Transfection with the phosphomimetic mutant of BAD (BADS155D)

MIN6 and HEK cells were cultured in six-multiwell dishes at sub-confluency. The following day transfection was completed using TRANS-IT-293 reagent according to manufacturer´s instructions. A mixture of DNA (300 ng plasmid), TRANS-IT-293 reagent (6 µl/µg plasmid) and OPTIMEM was incubated for 20 min. Meanwhile, the medium was changed for fresh medium and after the incubation, the transfection mixture was added. After 24 h and without changing the medium, cells were stimulated for 24 h. The next day the dishes were scraped with the supernatant and centrifuged at 1200 rpm for 5 min. The pellet was washed in PBS and centrifuged again.

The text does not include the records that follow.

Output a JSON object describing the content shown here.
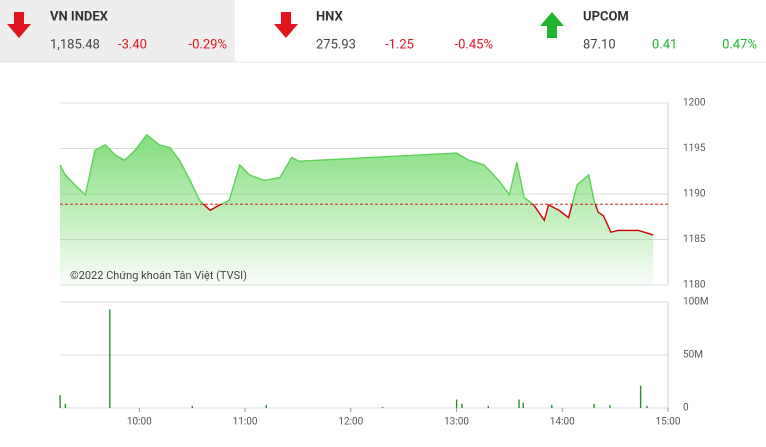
{
  "indices": [
    {
      "name": "VN INDEX",
      "value": "1,185.48",
      "change": "-3.40",
      "percent": "-0.29%"
    },
    {
      "name": "HNX",
      "value": "275.93",
      "change": "-1.25",
      "percent": "-0.45%"
    },
    {
      "name": "UPCOM",
      "value": "87.10",
      "change": "0.41",
      "percent": "0.47%"
    }
  ],
  "chart_data": [
    {
      "type": "line",
      "annotation": "©2022 Chứng khoán Tân Việt (TVSI)",
      "x": [
        9.25,
        9.3,
        9.39,
        9.49,
        9.58,
        9.68,
        9.77,
        9.86,
        9.96,
        10.07,
        10.19,
        10.29,
        10.38,
        10.48,
        10.57,
        10.67,
        10.76,
        10.85,
        10.95,
        11.04,
        11.18,
        11.33,
        11.44,
        11.51,
        13.0,
        13.12,
        13.26,
        13.4,
        13.5,
        13.57,
        13.64,
        13.73,
        13.83,
        13.87,
        13.97,
        14.06,
        14.14,
        14.25,
        14.3,
        14.34,
        14.39,
        14.46,
        14.53,
        14.72,
        14.86
      ],
      "series": [
        {
          "color": "#5fcf5a",
          "values": [
            1193.2,
            1192.1,
            1191.0,
            1189.9,
            1194.8,
            1195.4,
            1194.3,
            1193.7,
            1194.8,
            1196.5,
            1195.4,
            1195.1,
            1193.7,
            1191.5,
            1189.3,
            1188.2,
            1188.8,
            1189.3,
            1193.2,
            1192.1,
            1191.5,
            1191.8,
            1194.0,
            1193.6,
            1194.5,
            1193.7,
            1193.2,
            1191.5,
            1189.9,
            1193.5,
            1189.6,
            1188.8,
            1187.1,
            1188.8,
            1188.2,
            1187.4,
            1191.0,
            1192.1,
            1189.3,
            1188.0,
            1187.6,
            1185.8,
            1186.0,
            1186.0,
            1185.5
          ]
        }
      ],
      "reference_value": 1188.88,
      "reference_color": "#d40000",
      "xlim": [
        9.25,
        15
      ],
      "ylim": [
        1180,
        1200
      ],
      "yticks": [
        1180,
        1185,
        1190,
        1195,
        1200
      ],
      "grid": true
    },
    {
      "type": "bar",
      "x": [
        9.25,
        9.3,
        9.72,
        10.5,
        11.2,
        12.3,
        13.0,
        13.05,
        13.3,
        13.59,
        13.63,
        13.9,
        14.3,
        14.45,
        14.74,
        14.8
      ],
      "series": [
        {
          "color": "#2e8b2e",
          "values": [
            12,
            4,
            93,
            2,
            3,
            1,
            8,
            4,
            2,
            8,
            5,
            3,
            4,
            3,
            21,
            2
          ]
        }
      ],
      "xlim": [
        9.25,
        15
      ],
      "xticks": [
        {
          "value": 10,
          "label": "10:00"
        },
        {
          "value": 11,
          "label": "11:00"
        },
        {
          "value": 12,
          "label": "12:00"
        },
        {
          "value": 13,
          "label": "13:00"
        },
        {
          "value": 14,
          "label": "14:00"
        },
        {
          "value": 15,
          "label": "15:00"
        }
      ],
      "ylim": [
        0,
        100
      ],
      "yticks": [
        0,
        {
          "value": 50,
          "label": "50M"
        },
        {
          "value": 100,
          "label": "100M"
        }
      ],
      "grid": true
    }
  ]
}
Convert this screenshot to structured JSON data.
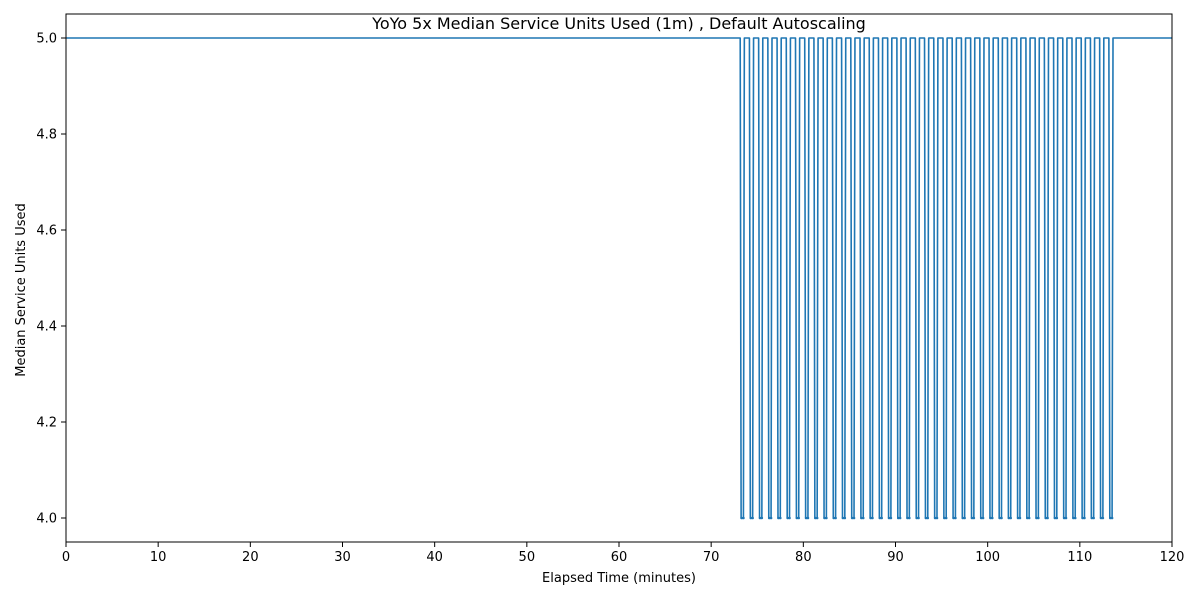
{
  "chart_data": {
    "type": "line",
    "title": "YoYo 5x Median Service Units Used (1m) , Default Autoscaling",
    "xlabel": "Elapsed Time (minutes)",
    "ylabel": "Median Service Units Used",
    "xlim": [
      0,
      120
    ],
    "ylim": [
      3.95,
      5.05
    ],
    "xticks": [
      0,
      10,
      20,
      30,
      40,
      50,
      60,
      70,
      80,
      90,
      100,
      110,
      120
    ],
    "yticks": [
      4.0,
      4.2,
      4.4,
      4.6,
      4.8,
      5.0
    ],
    "grid": false,
    "series": [
      {
        "color": "#1f77b4",
        "baseline_value": 5.0,
        "dip_value": 4.0,
        "x_start": 0,
        "x_end": 120,
        "dip_times": [
          73.2,
          74.2,
          75.2,
          76.2,
          77.2,
          78.2,
          79.2,
          80.2,
          81.2,
          82.2,
          83.2,
          84.2,
          85.2,
          86.2,
          87.2,
          88.2,
          89.2,
          90.2,
          91.2,
          92.2,
          93.2,
          94.2,
          95.2,
          96.2,
          97.2,
          98.2,
          99.2,
          100.2,
          101.2,
          102.2,
          103.2,
          104.2,
          105.2,
          106.2,
          107.2,
          108.2,
          109.2,
          110.2,
          111.2,
          112.2,
          113.2
        ]
      }
    ]
  }
}
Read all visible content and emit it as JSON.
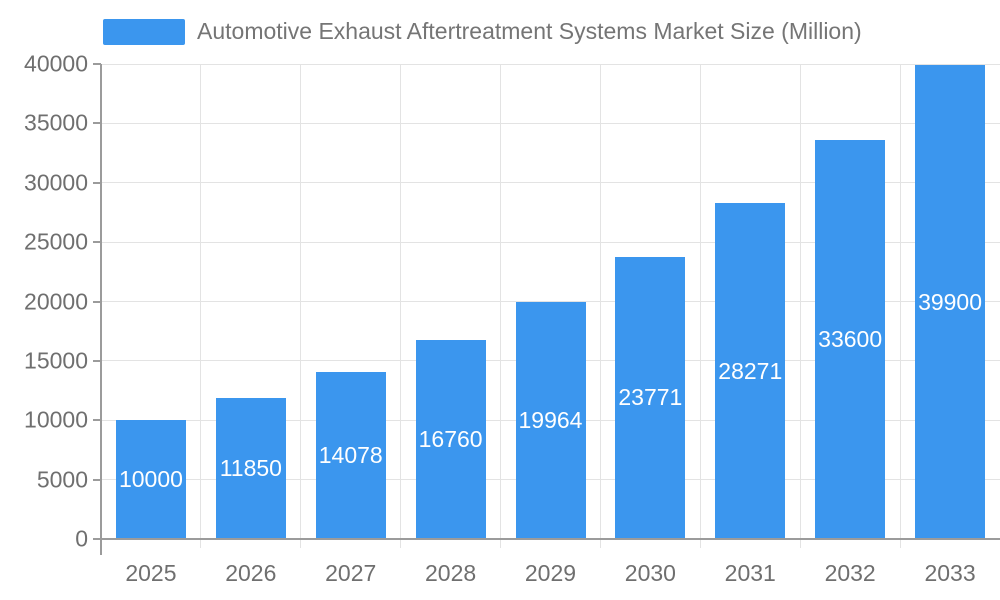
{
  "legend": {
    "label": "Automotive Exhaust Aftertreatment Systems Market Size (Million)"
  },
  "chart_data": {
    "type": "bar",
    "title": "Automotive Exhaust Aftertreatment Systems Market Size (Million)",
    "legend_entries": [
      "Automotive Exhaust Aftertreatment Systems Market Size (Million)"
    ],
    "legend_position": "top-left",
    "categories": [
      "2025",
      "2026",
      "2027",
      "2028",
      "2029",
      "2030",
      "2031",
      "2032",
      "2033"
    ],
    "values": [
      10000,
      11850,
      14078,
      16760,
      19964,
      23771,
      28271,
      33600,
      39900
    ],
    "value_labels": [
      "10000",
      "11850",
      "14078",
      "16760",
      "19964",
      "23771",
      "28271",
      "33600",
      "39900"
    ],
    "xlabel": "",
    "ylabel": "",
    "ylim": [
      0,
      40000
    ],
    "ytick_interval": 5000,
    "ytick_labels": [
      "0",
      "5000",
      "10000",
      "15000",
      "20000",
      "25000",
      "30000",
      "35000",
      "40000"
    ],
    "grid": "on",
    "colors": {
      "bar": "#3B96EE",
      "bar_value_text": "#ffffff",
      "axis_text": "#6F6F6F",
      "legend_text": "#757575",
      "grid_line": "#E3E3E3",
      "axis_line": "#9B9B9B"
    }
  }
}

The pellet obtained after centrifugation at 12,000 rpm for 20 min was resuspended in lysis buffer to obtain the crude protein extract.

Flow cytometry

For cell cycle analysis, both trypsinised adherent and non-adherent cells were collected by centrifugation and then were fixed with cold ethanol (70% v/v). After that, the cells were washed, resuspended in PBS, and incubated with RNase for 30 min at 37 °C. After addition of 0.05% propidium iodide (w/v), cellular DNA content was quantified by flow cytometry. Annexin V-FITC Apoptosis Detection Kit (Immunostep, ANNEXINVKIT) assays were carried following the instructions from the manufacturer.

Western blotting

After the different treatments, cells were washed twice with PBS and lysed for protein extraction according to standard procedures. Protein concentration determination was achieved by the Bradford dye method, using the Bio-Rad (Hercules, CA) reagent and BSA as standard. Equal amounts of protein (15–20 µg) were submitted to electrophoresis and after SDS–PAGE gels were transferred to Immobilon P PVDF membranes (Merck–Millipore). Then, membranes were blocked with 5% non-fat dried milk and incubated overnight with antibodies at 4 °C. The corresponding bands were visualized using the ECL Western blotting protocol (GE Healthcare, Little Chalfont, UK). All the blots presented in the paper are non-saturated signals being at the linear range of exposition with the following exceptions: in the blots from the Fig. 3a we present a long exposure to compare the differential effect of either metformin or glucose deprivation on phospho-p70S6K (Thr 389) and p70S6K in MIN6 and MEF cells. Similarly, in Fig. 4a–c, we show a long exposure of phospho-P70S6K (Thr 389) or phospho-S6 (Ser 235/236) to see the hyperactivation of MTORC1 signaling and the inhibitory effect of the energetic stressors on MTORC1 signaling.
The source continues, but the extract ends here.